Mom left it laying out one day. Tay's conversations urged me to take a second look, to find out how big of a 'cheap ass lying man-whore' he really was. Her words, not mine.

I took the bait. Sneaking the laptop into the library, my fingers were shaking when I found the folder.

The second video was from Club B.I.G. Dated one day after the fallout with Mina, and she'd come crawling back to him, fake tits and all. I found her sitting on his lap, in the very same booth we shared the night before, when she barged in on us getting hot and heavy.

“She's young and stupid, at least. She won't see it coming.” Again, Grant said the same words. The very same monstrous, conniving, heartless lies aimed at blowing a hole through everything I thought we had.

By the third video, I'm in tears. This time, it's a bar near Broadway. I see his hand moving on an unfamiliar woman who gives him the same blind, hopeful innocence I must've held in my puppy eyes several times over.

They laugh. They kiss. His hands go places in the corner, hiking up her skirt, exposing her lace pink panties to anyone paying attention behind them. She loves it because it's so naughty. Public passions. A cruel reminder how I felt about our mid-day office liaisons.

I'm sick I ever got down on my knees and took his cock in my mouth at Neolithic. My heart drops in my chest when I remember how eagerly I spread myself open for him, took his lying, bearded face against my thighs, and bit into his shoulder, stifling his name escaping, always before he threw my legs over his shoulders and fucked me one wall away from our colleagues.

His words say it all. The same wretched refrain. As if he hasn't made it clear to every last one of these sluts how he really feels about me.

Young. Stupid.

She won't see it coming.

No, and she never did. She opened her heart so much it had no defense.

I slammed the computer down when I finished, probably breaking it in the process, so hurt and disgusted I didn't have the heart to tell Tay what I'd found.

I didn't want her to feel worse for putting me up to it in the first place, for introducing me to this vicious man who told me I was everything, while treating me worse than nothing.

Behind my back, I was disposable.

Well, maybe not completely. The calls didn't stop until I blocked his number. I never listened to the voicemails, worried he'd make me second guess. The same with the texts he sent looking for an opening, for sympathy, for...Christ, I don't even know.

Dad and Ethan must've gotten the upper hand at Neolithic. It's the only reason he'd keep coming after me with his pleas, his desperation. I must've seen the word please light up my screen a hundred times before I cut him off. Never once did I'm sorry accompany it.

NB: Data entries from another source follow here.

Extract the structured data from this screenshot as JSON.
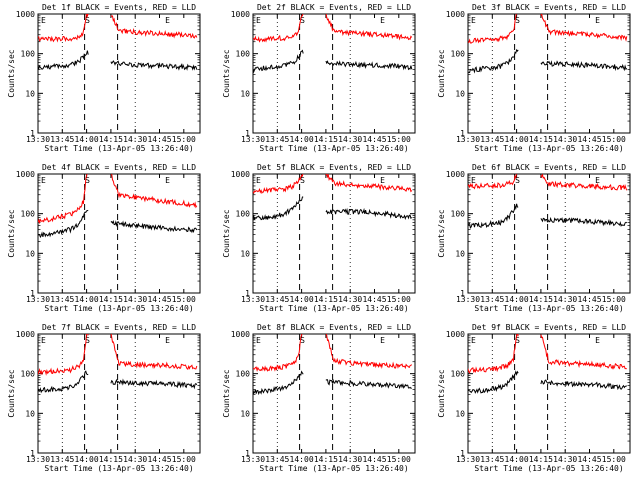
{
  "line_colors": {
    "events": "#000000",
    "lld": "#ff0000"
  },
  "chart_data": [
    {
      "type": "line",
      "title": "Det 1f BLACK = Events, RED = LLD",
      "xlabel": "Start Time (13-Apr-05 13:26:40)",
      "ylabel": "Counts/sec",
      "yscale": "log",
      "ylim": [
        1,
        1000
      ],
      "xlim": [
        "13:30",
        "15:10"
      ],
      "x_tick_labels": [
        "13:30",
        "13:45",
        "14:00",
        "14:15",
        "14:30",
        "14:45",
        "15:00"
      ],
      "y_tick_labels": [
        "1",
        "10",
        "100",
        "1000"
      ],
      "markers": {
        "S": "14:00",
        "E_start": "13:30",
        "E_end": "14:50"
      },
      "grid": "dotted vertical at 13:45 and 14:30",
      "series": [
        {
          "name": "Events",
          "color": "#000000",
          "x": [
            "13:30",
            "13:40",
            "13:50",
            "13:55",
            "13:58",
            "14:00",
            "14:15",
            "14:20",
            "14:30",
            "14:40",
            "14:50",
            "15:00",
            "15:08"
          ],
          "y": [
            44,
            48,
            52,
            62,
            85,
            110,
            58,
            56,
            52,
            50,
            48,
            46,
            44
          ]
        },
        {
          "name": "LLD",
          "color": "#ff0000",
          "x": [
            "13:30",
            "13:40",
            "13:50",
            "13:55",
            "13:58",
            "14:00",
            "14:15",
            "14:20",
            "14:30",
            "14:40",
            "14:50",
            "15:00",
            "15:08"
          ],
          "y": [
            230,
            235,
            240,
            270,
            340,
            1000,
            1000,
            380,
            350,
            330,
            310,
            300,
            280
          ]
        }
      ]
    },
    {
      "type": "line",
      "title": "Det 2f BLACK = Events, RED = LLD",
      "xlabel": "Start Time (13-Apr-05 13:26:40)",
      "ylabel": "Counts/sec",
      "yscale": "log",
      "ylim": [
        1,
        1000
      ],
      "xlim": [
        "13:30",
        "15:10"
      ],
      "x_tick_labels": [
        "13:30",
        "13:45",
        "14:00",
        "14:15",
        "14:30",
        "14:45",
        "15:00"
      ],
      "y_tick_labels": [
        "1",
        "10",
        "100",
        "1000"
      ],
      "markers": {
        "S": "14:00",
        "E_start": "13:30",
        "E_end": "14:50"
      },
      "grid": "dotted vertical at 13:45 and 14:30",
      "series": [
        {
          "name": "Events",
          "color": "#000000",
          "x": [
            "13:30",
            "13:40",
            "13:50",
            "13:55",
            "13:58",
            "14:00",
            "14:15",
            "14:20",
            "14:30",
            "14:40",
            "14:50",
            "15:00",
            "15:08"
          ],
          "y": [
            40,
            45,
            50,
            60,
            80,
            110,
            62,
            58,
            54,
            52,
            50,
            48,
            45
          ]
        },
        {
          "name": "LLD",
          "color": "#ff0000",
          "x": [
            "13:30",
            "13:40",
            "13:50",
            "13:55",
            "13:58",
            "14:00",
            "14:15",
            "14:20",
            "14:30",
            "14:40",
            "14:50",
            "15:00",
            "15:08"
          ],
          "y": [
            230,
            240,
            250,
            280,
            350,
            1000,
            1000,
            360,
            330,
            310,
            290,
            270,
            250
          ]
        }
      ]
    },
    {
      "type": "line",
      "title": "Det 3f BLACK = Events, RED = LLD",
      "xlabel": "Start Time (13-Apr-05 13:26:40)",
      "ylabel": "Counts/sec",
      "yscale": "log",
      "ylim": [
        1,
        1000
      ],
      "xlim": [
        "13:30",
        "15:10"
      ],
      "x_tick_labels": [
        "13:30",
        "13:45",
        "14:00",
        "14:15",
        "14:30",
        "14:45",
        "15:00"
      ],
      "y_tick_labels": [
        "1",
        "10",
        "100",
        "1000"
      ],
      "markers": {
        "S": "14:00",
        "E_start": "13:30",
        "E_end": "14:50"
      },
      "grid": "dotted vertical at 13:45 and 14:30",
      "series": [
        {
          "name": "Events",
          "color": "#000000",
          "x": [
            "13:30",
            "13:40",
            "13:50",
            "13:55",
            "13:58",
            "14:00",
            "14:15",
            "14:20",
            "14:30",
            "14:40",
            "14:50",
            "15:00",
            "15:08"
          ],
          "y": [
            38,
            42,
            48,
            60,
            82,
            120,
            60,
            56,
            54,
            52,
            50,
            47,
            44
          ]
        },
        {
          "name": "LLD",
          "color": "#ff0000",
          "x": [
            "13:30",
            "13:40",
            "13:50",
            "13:55",
            "13:58",
            "14:00",
            "14:15",
            "14:20",
            "14:30",
            "14:40",
            "14:50",
            "15:00",
            "15:08"
          ],
          "y": [
            210,
            220,
            240,
            280,
            350,
            1000,
            1000,
            360,
            330,
            310,
            290,
            270,
            250
          ]
        }
      ]
    },
    {
      "type": "line",
      "title": "Det 4f BLACK = Events, RED = LLD",
      "xlabel": "Start Time (13-Apr-05 13:26:40)",
      "ylabel": "Counts/sec",
      "yscale": "log",
      "ylim": [
        1,
        1000
      ],
      "xlim": [
        "13:30",
        "15:10"
      ],
      "x_tick_labels": [
        "13:30",
        "13:45",
        "14:00",
        "14:15",
        "14:30",
        "14:45",
        "15:00"
      ],
      "y_tick_labels": [
        "1",
        "10",
        "100",
        "1000"
      ],
      "markers": {
        "S": "14:00",
        "E_start": "13:30",
        "E_end": "14:50"
      },
      "grid": "dotted vertical at 13:45 and 14:30",
      "series": [
        {
          "name": "Events",
          "color": "#000000",
          "x": [
            "13:30",
            "13:40",
            "13:50",
            "13:55",
            "13:58",
            "14:00",
            "14:15",
            "14:20",
            "14:30",
            "14:40",
            "14:50",
            "15:00",
            "15:08"
          ],
          "y": [
            28,
            32,
            40,
            55,
            90,
            130,
            62,
            55,
            50,
            46,
            42,
            40,
            38
          ]
        },
        {
          "name": "LLD",
          "color": "#ff0000",
          "x": [
            "13:30",
            "13:40",
            "13:50",
            "13:55",
            "13:58",
            "14:00",
            "14:15",
            "14:20",
            "14:30",
            "14:40",
            "14:50",
            "15:00",
            "15:08"
          ],
          "y": [
            65,
            75,
            95,
            130,
            200,
            1000,
            1000,
            300,
            260,
            230,
            200,
            180,
            160
          ]
        }
      ]
    },
    {
      "type": "line",
      "title": "Det 5f BLACK = Events, RED = LLD",
      "xlabel": "Start Time (13-Apr-05 13:26:40)",
      "ylabel": "Counts/sec",
      "yscale": "log",
      "ylim": [
        1,
        1000
      ],
      "xlim": [
        "13:30",
        "15:10"
      ],
      "x_tick_labels": [
        "13:30",
        "13:45",
        "14:00",
        "14:15",
        "14:30",
        "14:45",
        "15:00"
      ],
      "y_tick_labels": [
        "1",
        "10",
        "100",
        "1000"
      ],
      "markers": {
        "S": "14:00",
        "E_start": "13:30",
        "E_end": "14:50"
      },
      "grid": "dotted vertical at 13:45 and 14:30",
      "series": [
        {
          "name": "Events",
          "color": "#000000",
          "x": [
            "13:30",
            "13:40",
            "13:50",
            "13:55",
            "13:58",
            "14:00",
            "14:15",
            "14:20",
            "14:30",
            "14:40",
            "14:50",
            "15:00",
            "15:08"
          ],
          "y": [
            75,
            80,
            100,
            140,
            200,
            250,
            110,
            110,
            112,
            110,
            100,
            90,
            80
          ]
        },
        {
          "name": "LLD",
          "color": "#ff0000",
          "x": [
            "13:30",
            "13:40",
            "13:50",
            "13:55",
            "13:58",
            "14:00",
            "14:15",
            "14:20",
            "14:30",
            "14:40",
            "14:50",
            "15:00",
            "15:08"
          ],
          "y": [
            360,
            380,
            420,
            500,
            650,
            1000,
            1000,
            580,
            540,
            500,
            470,
            430,
            400
          ]
        }
      ]
    },
    {
      "type": "line",
      "title": "Det 6f BLACK = Events, RED = LLD",
      "xlabel": "Start Time (13-Apr-05 13:26:40)",
      "ylabel": "Counts/sec",
      "yscale": "log",
      "ylim": [
        1,
        1000
      ],
      "xlim": [
        "13:30",
        "15:10"
      ],
      "x_tick_labels": [
        "13:30",
        "13:45",
        "14:00",
        "14:15",
        "14:30",
        "14:45",
        "15:00"
      ],
      "y_tick_labels": [
        "1",
        "10",
        "100",
        "1000"
      ],
      "markers": {
        "S": "14:00",
        "E_start": "13:30",
        "E_end": "14:50"
      },
      "grid": "dotted vertical at 13:45 and 14:30",
      "series": [
        {
          "name": "Events",
          "color": "#000000",
          "x": [
            "13:30",
            "13:40",
            "13:50",
            "13:55",
            "13:58",
            "14:00",
            "14:15",
            "14:20",
            "14:30",
            "14:40",
            "14:50",
            "15:00",
            "15:08"
          ],
          "y": [
            50,
            52,
            60,
            80,
            120,
            160,
            72,
            70,
            68,
            65,
            62,
            58,
            55
          ]
        },
        {
          "name": "LLD",
          "color": "#ff0000",
          "x": [
            "13:30",
            "13:40",
            "13:50",
            "13:55",
            "13:58",
            "14:00",
            "14:15",
            "14:20",
            "14:30",
            "14:40",
            "14:50",
            "15:00",
            "15:08"
          ],
          "y": [
            480,
            500,
            520,
            560,
            640,
            1000,
            1000,
            560,
            530,
            510,
            480,
            460,
            440
          ]
        }
      ]
    },
    {
      "type": "line",
      "title": "Det 7f BLACK = Events, RED = LLD",
      "xlabel": "Start Time (13-Apr-05 13:26:40)",
      "ylabel": "Counts/sec",
      "yscale": "log",
      "ylim": [
        1,
        1000
      ],
      "xlim": [
        "13:30",
        "15:10"
      ],
      "x_tick_labels": [
        "13:30",
        "13:45",
        "14:00",
        "14:15",
        "14:30",
        "14:45",
        "15:00"
      ],
      "y_tick_labels": [
        "1",
        "10",
        "100",
        "1000"
      ],
      "markers": {
        "S": "14:00",
        "E_start": "13:30",
        "E_end": "14:50"
      },
      "grid": "dotted vertical at 13:45 and 14:30",
      "series": [
        {
          "name": "Events",
          "color": "#000000",
          "x": [
            "13:30",
            "13:40",
            "13:50",
            "13:55",
            "13:58",
            "14:00",
            "14:15",
            "14:20",
            "14:30",
            "14:40",
            "14:50",
            "15:00",
            "15:08"
          ],
          "y": [
            38,
            40,
            45,
            60,
            85,
            110,
            62,
            60,
            58,
            56,
            54,
            52,
            50
          ]
        },
        {
          "name": "LLD",
          "color": "#ff0000",
          "x": [
            "13:30",
            "13:40",
            "13:50",
            "13:55",
            "13:58",
            "14:00",
            "14:15",
            "14:20",
            "14:30",
            "14:40",
            "14:50",
            "15:00",
            "15:08"
          ],
          "y": [
            110,
            115,
            125,
            150,
            200,
            1000,
            1000,
            180,
            170,
            165,
            160,
            150,
            145
          ]
        }
      ]
    },
    {
      "type": "line",
      "title": "Det 8f BLACK = Events, RED = LLD",
      "xlabel": "Start Time (13-Apr-05 13:26:40)",
      "ylabel": "Counts/sec",
      "yscale": "log",
      "ylim": [
        1,
        1000
      ],
      "xlim": [
        "13:30",
        "15:10"
      ],
      "x_tick_labels": [
        "13:30",
        "13:45",
        "14:00",
        "14:15",
        "14:30",
        "14:45",
        "15:00"
      ],
      "y_tick_labels": [
        "1",
        "10",
        "100",
        "1000"
      ],
      "markers": {
        "S": "14:00",
        "E_start": "13:30",
        "E_end": "14:50"
      },
      "grid": "dotted vertical at 13:45 and 14:30",
      "series": [
        {
          "name": "Events",
          "color": "#000000",
          "x": [
            "13:30",
            "13:40",
            "13:50",
            "13:55",
            "13:58",
            "14:00",
            "14:15",
            "14:20",
            "14:30",
            "14:40",
            "14:50",
            "15:00",
            "15:08"
          ],
          "y": [
            35,
            38,
            45,
            60,
            85,
            110,
            62,
            60,
            58,
            55,
            52,
            48,
            45
          ]
        },
        {
          "name": "LLD",
          "color": "#ff0000",
          "x": [
            "13:30",
            "13:40",
            "13:50",
            "13:55",
            "13:58",
            "14:00",
            "14:15",
            "14:20",
            "14:30",
            "14:40",
            "14:50",
            "15:00",
            "15:08"
          ],
          "y": [
            130,
            135,
            150,
            185,
            260,
            1000,
            1000,
            210,
            190,
            175,
            165,
            155,
            150
          ]
        }
      ]
    },
    {
      "type": "line",
      "title": "Det 9f BLACK = Events, RED = LLD",
      "xlabel": "Start Time (13-Apr-05 13:26:40)",
      "ylabel": "Counts/sec",
      "yscale": "log",
      "ylim": [
        1,
        1000
      ],
      "xlim": [
        "13:30",
        "15:10"
      ],
      "x_tick_labels": [
        "13:30",
        "13:45",
        "14:00",
        "14:15",
        "14:30",
        "14:45",
        "15:00"
      ],
      "y_tick_labels": [
        "1",
        "10",
        "100",
        "1000"
      ],
      "markers": {
        "S": "14:00",
        "E_start": "13:30",
        "E_end": "14:50"
      },
      "grid": "dotted vertical at 13:45 and 14:30",
      "series": [
        {
          "name": "Events",
          "color": "#000000",
          "x": [
            "13:30",
            "13:40",
            "13:50",
            "13:55",
            "13:58",
            "14:00",
            "14:15",
            "14:20",
            "14:30",
            "14:40",
            "14:50",
            "15:00",
            "15:08"
          ],
          "y": [
            35,
            38,
            45,
            60,
            85,
            110,
            62,
            60,
            56,
            54,
            52,
            48,
            45
          ]
        },
        {
          "name": "LLD",
          "color": "#ff0000",
          "x": [
            "13:30",
            "13:40",
            "13:50",
            "13:55",
            "13:58",
            "14:00",
            "14:15",
            "14:20",
            "14:30",
            "14:40",
            "14:50",
            "15:00",
            "15:08"
          ],
          "y": [
            120,
            125,
            140,
            170,
            230,
            1000,
            1000,
            200,
            185,
            175,
            165,
            155,
            150
          ]
        }
      ]
    }
  ]
}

It's too late to matter, anyway. I gave him a break once, and look where it got me.

There's no going back.

I'm pregnant, I'm alone, and I want to leave New York behind for good. I stare out the window at the heavily forested country. Somewhere, several miles behind us, there's a small blue-grey cat in a posh cabin, waiting for his master to come home.

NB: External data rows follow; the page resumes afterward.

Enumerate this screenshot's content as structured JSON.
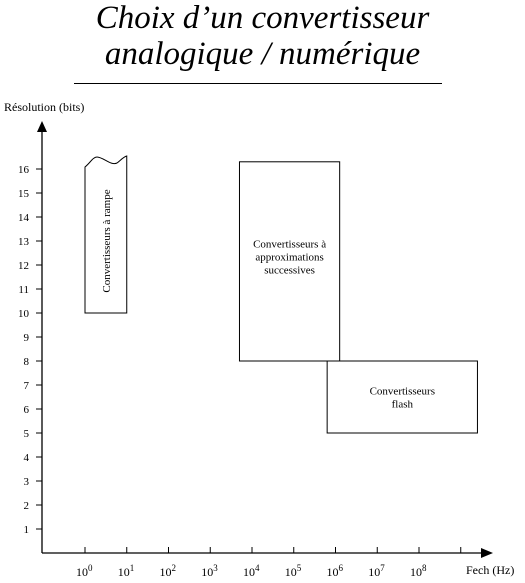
{
  "title": {
    "line1": "Choix d’un convertisseur",
    "line2": "analogique / numérique"
  },
  "axes": {
    "y_label": "Résolution (bits)",
    "x_label": "Fech (Hz)",
    "y_ticks": [
      1,
      2,
      3,
      4,
      5,
      6,
      7,
      8,
      9,
      10,
      11,
      12,
      13,
      14,
      15,
      16
    ],
    "x_ticks": [
      {
        "base": "10",
        "exp": "0"
      },
      {
        "base": "10",
        "exp": "1"
      },
      {
        "base": "10",
        "exp": "2"
      },
      {
        "base": "10",
        "exp": "3"
      },
      {
        "base": "10",
        "exp": "4"
      },
      {
        "base": "10",
        "exp": "5"
      },
      {
        "base": "10",
        "exp": "6"
      },
      {
        "base": "10",
        "exp": "7"
      },
      {
        "base": "10",
        "exp": "8"
      }
    ]
  },
  "regions": [
    {
      "id": "rampe",
      "label": "Convertisseurs à rampe",
      "x_from_exp": 0,
      "x_to_exp": 1,
      "bits_from": 10,
      "bits_to": 16,
      "open_top": true
    },
    {
      "id": "approx",
      "label_lines": [
        "Convertisseurs à",
        "approximations",
        "successives"
      ],
      "x_from_exp": 3.7,
      "x_to_exp": 6.1,
      "bits_from": 8,
      "bits_to": 16.3
    },
    {
      "id": "flash",
      "label_lines": [
        "Convertisseurs",
        "flash"
      ],
      "x_from_exp": 5.8,
      "x_to_exp": 9.4,
      "bits_from": 5,
      "bits_to": 8
    }
  ]
}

Maybe he's even in town for all I know, drinking away his woes at Sanford's, finding another faceless whore or ignorant virgin to start all over again.

It's not my concern. I live for the secret quickening in my belly every single day.

My hand drifts to my belly. I haven't told anyone yet, not even Tay, but it's inevitable dad finds out sooner or later. I'm hopeful the kid will at least throw Ethan off when it's finally born.

My eyes pinch shut, sore and throbbing, as they often are since the day I had everything ripped away by the stone cold truth in cheating clarity. I never thought I'd do this so alone, bringing a child into this world.

But after being betrayed by everyone, one way or another, what does it matter? This child is my world. I won't let my mistakes, my trust, and my blindness ruin my little boy or girl before they've even come into the world.

I'll do whatever it takes to give them a better life. And that starts with making sure they never so much as hear the name that's become a savage curse, Grant Shaw.